Hi,
When NSD serves a signed zone will it also re-sign it and rotate ZSK's as
needed? Or do you have to use e.g. OpenDNSSEC to handle it?
Hi,
When NSD serves a signed zone will it also re-sign it and rotate ZSK's as
needed? Or do you have to use e.g. OpenDNSSEC to handle it?
You need opendnssec or another tool that handles key management and signing. nsd just serves the dns data
Paul
NSD only serves the zone file. The entries in the zone file have to be signed and uploaded to your authoritative name server.
Also, even though it is commonly done, you should NOT have your ksk / zsk private keys on your authoritative nameserver.
You should have a signing machine that only has an ssh port open that signs your zone files before sending them to NSD to be served.
If your signing keys are stolen then DNSSEC does not offer much protection, so they should be heavily guarded.
I don't agree. If your KSK/ZSK gets on the wild, its easy to replace them at
the registrar.
I never rotate my ZSK aswell, I just resign them with a future date (with
the same script that renews my Lets Encrypt certificates)

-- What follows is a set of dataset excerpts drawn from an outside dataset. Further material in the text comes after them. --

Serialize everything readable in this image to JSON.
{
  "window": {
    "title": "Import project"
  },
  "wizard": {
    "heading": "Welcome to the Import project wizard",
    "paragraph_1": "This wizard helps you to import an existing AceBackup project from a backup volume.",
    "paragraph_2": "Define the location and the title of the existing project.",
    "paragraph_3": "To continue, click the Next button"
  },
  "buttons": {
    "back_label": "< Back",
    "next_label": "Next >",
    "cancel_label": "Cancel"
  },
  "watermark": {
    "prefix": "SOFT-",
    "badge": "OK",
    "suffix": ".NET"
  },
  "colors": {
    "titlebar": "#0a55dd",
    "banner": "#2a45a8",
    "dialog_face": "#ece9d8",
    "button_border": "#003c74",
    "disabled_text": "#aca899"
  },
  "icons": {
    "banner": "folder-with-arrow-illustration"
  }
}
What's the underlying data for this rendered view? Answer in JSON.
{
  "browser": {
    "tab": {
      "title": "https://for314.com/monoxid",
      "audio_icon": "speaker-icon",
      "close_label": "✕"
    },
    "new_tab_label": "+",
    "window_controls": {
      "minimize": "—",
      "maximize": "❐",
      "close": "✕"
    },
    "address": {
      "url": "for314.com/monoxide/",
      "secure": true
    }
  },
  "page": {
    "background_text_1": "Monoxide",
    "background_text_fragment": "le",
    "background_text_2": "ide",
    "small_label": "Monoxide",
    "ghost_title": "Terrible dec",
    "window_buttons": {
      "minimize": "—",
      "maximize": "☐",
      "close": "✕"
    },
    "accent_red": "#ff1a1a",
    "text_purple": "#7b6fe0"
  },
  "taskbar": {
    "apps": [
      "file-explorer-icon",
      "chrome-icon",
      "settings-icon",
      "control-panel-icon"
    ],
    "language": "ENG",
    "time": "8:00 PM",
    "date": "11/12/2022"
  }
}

Having a separate signing machine, HSM or similiar security is only required
if you have certain registrar flags that prevents changing of the DNSSEC
keys from the registrar web admin. (these flags are set for high value
domains like paypal.com etc requiring these domains to be updated through
manual means)
-----Ursprungligt meddelande-----
It takes time to replace the KSK and you have to know it was compromised. ZSK is easy but ZSK should be 1024-bit to keep DNS responses small, which means it should be rotated fairly often. I do once a week (on Sunday) but I believe the recommended is once a month.
Having a separate signing machine is not required, but it is better policy, nameservers have a history being exploitable (especially BIND) and if your signing keys are in the wild, you are vulnerable until they expire. Or rather, users trusting your DNS responses are vulnerable.
This is particularly dangerous if you use DANE to verify TLS certificates for SMTP where certificate authorities are almost never even checked by the connecting SMTP server.
There is no proof this is needed or required.
And strong reasons to not use 1024 RSA anymore. The root ZSK is now 2048 with no issues reported.
Paul
Thank you.
I believe the fear was abuse in DDoS amplification attacks.
That is addressed with DNS-COOKIES and RRL:
https://tools.ietf.org/html/rfc7873
https://kb.isc.org/article/AA-01000/0/A-Quick-Introduction-to-Response-Rate-Limiting.html
And of course, one can use ECC based algorithms to reduce the remaining
amplification. DNS software is getting pretty good at reducing this
harm. Good enough to not use 1024 bit RSA anymore.